I had an opportunity to work on a specific screen that dealt with displaying the sales history (or payment information) associated with a customer. The issue with the screen was
- It dealt with half million data
- The response time was about 4 to 10 sec
After applying the explain plan on the query,
- A full table scan as there were no proper indexes used
- Higher number of rows were processed that will have high I/O
- The CPU Cost is higher due to higher I/O operations
We analyzed the explain plan and provided the below fixes for the query. After providing the fix the response time showed an improvement by 80%.
- 1.Date Conversion Problems
e.g., In the filter criteria of the query a data function was applied to the table column.
DATE_FORMAT(CONVERT_TZ(fetchInfo.createdTime, '+00:00', '+5:30'), '%Y-%m-%d') = CURRENT_DATE()
How it behaves:
In the above statement, for every record in the database, the DATE_FORMAT function will be executed. This increase the time taken for I/O opeations and will consume more temporary space
Instead of applying the data function to the records in the database, its less cost effective to use it in the filter criteria value as shown below:
fetchInfo.createdTime between date_format(CONVERT_TZ(current_date(), '+00:00', '-5:30'),
'%Y-%m-%d %H:%i:%s') and date_format(CONVERT_TZ(now(), '+00:00', '-5:30'), '%Y-%m-%d %H:%i:%s')
- 2.Unnecessary joins
Use joins only whenever necessary. For e.g., in the query for this page, there was a need to fire two queries. One for pagination and another for fetching the data. For fetching the data, we would need inner joins for displaying additional information. However for showing the total record count on the page, there is no necessity to apply the entire filter criteria.
- 3.Indexing Issue
The columns that are used as part of filter criteria were not indexed. This led to a full table scan. By creating indexes, the full table scan was avoided and overall processing time has been decreased.

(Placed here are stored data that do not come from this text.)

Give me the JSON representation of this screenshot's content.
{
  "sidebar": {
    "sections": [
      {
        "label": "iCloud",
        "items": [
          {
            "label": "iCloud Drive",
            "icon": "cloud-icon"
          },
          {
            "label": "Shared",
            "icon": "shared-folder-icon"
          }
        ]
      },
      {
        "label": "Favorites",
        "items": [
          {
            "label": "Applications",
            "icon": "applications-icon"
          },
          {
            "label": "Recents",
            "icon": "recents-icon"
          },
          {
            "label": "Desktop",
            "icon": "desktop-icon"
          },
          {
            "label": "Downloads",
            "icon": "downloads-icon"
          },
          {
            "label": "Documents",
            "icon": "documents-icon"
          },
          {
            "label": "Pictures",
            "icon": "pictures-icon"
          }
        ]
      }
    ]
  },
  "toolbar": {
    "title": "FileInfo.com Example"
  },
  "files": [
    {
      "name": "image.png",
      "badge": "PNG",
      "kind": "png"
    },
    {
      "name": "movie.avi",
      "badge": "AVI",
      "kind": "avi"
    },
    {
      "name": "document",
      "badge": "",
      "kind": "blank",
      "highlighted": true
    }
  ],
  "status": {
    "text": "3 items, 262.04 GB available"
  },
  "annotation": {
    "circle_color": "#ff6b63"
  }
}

- There will be cases where in the column would have been indexed but SQL is not considering the index created for the column. In such a scenario, we can force usage of index using hints. Many a times, we will use NULL as part of filter criteria.
- Applying build in function (like to_date, to_char) will invalidate the usage of index. e.g. WHERE to_char(created_date,’YYYY-MM-DD’) = ‘2014-06-07’. To effectively use index for this scenario, you can a function bases index for that column say Create index idx_created_date on product(trunc(created_date).
- If NULL values are frequently used as part of filtering, then adding indexing for NULL values in columns would help improve the performance.
- 4. Usage of IN operator in Sub-query
e.g., SELECT * FROM BILL_ADVANCE_DETAIL advanceto_
WHERE advanceto_.payment_id in (select payment_id from bill_payment payment0_ where paymento_.bill_id = '281480')
How it behaves:
IN keyword compare all value in the corresponding sub query column and the SQL engine will scan all the records fetched from the inner query.
When to use:
IN Operator is not always performance intensive. It should be prefered when
- The sub-query is static i.e., when you have static table here the number of reocrds will not significantly increase.
- When the sub-query result is very small
- When most of the filter is applied to the sub-query
- JOINS – A join is a class of subqueries that always have corresponding equivalent query written. Subquery will be executing two select statements while the join will only be selecting one select statement, so by this attribute a join statement will always be faster. For the scenario that we are referring to, we do not need a sub-query to achieve the solution
- EXISTS – This will just return true or false depending on whether the sub-query returned any results or not. While using EXISTS, we need to use ‘select 1′ in the sub-query. if we are using EXISTS, the SQL engine will stop the scanning process as soon as it found a match. When your inner query fetching thousand of rows then EXIST would be better choice. Sometimes usage of MINUS in case of EXISTS will also yield better performance.
Some best practices while writing queries
- Use alias names for referencing columns.
- Avoid using Having, NOT IN, IN and LIKE
- Avoid using in-built function on indexed column
- At times Stored procedures yield better performances than SQL queries
- Sometimes it less costly to do sorting programmatically as compared to queries
Hope this information would help you all !!!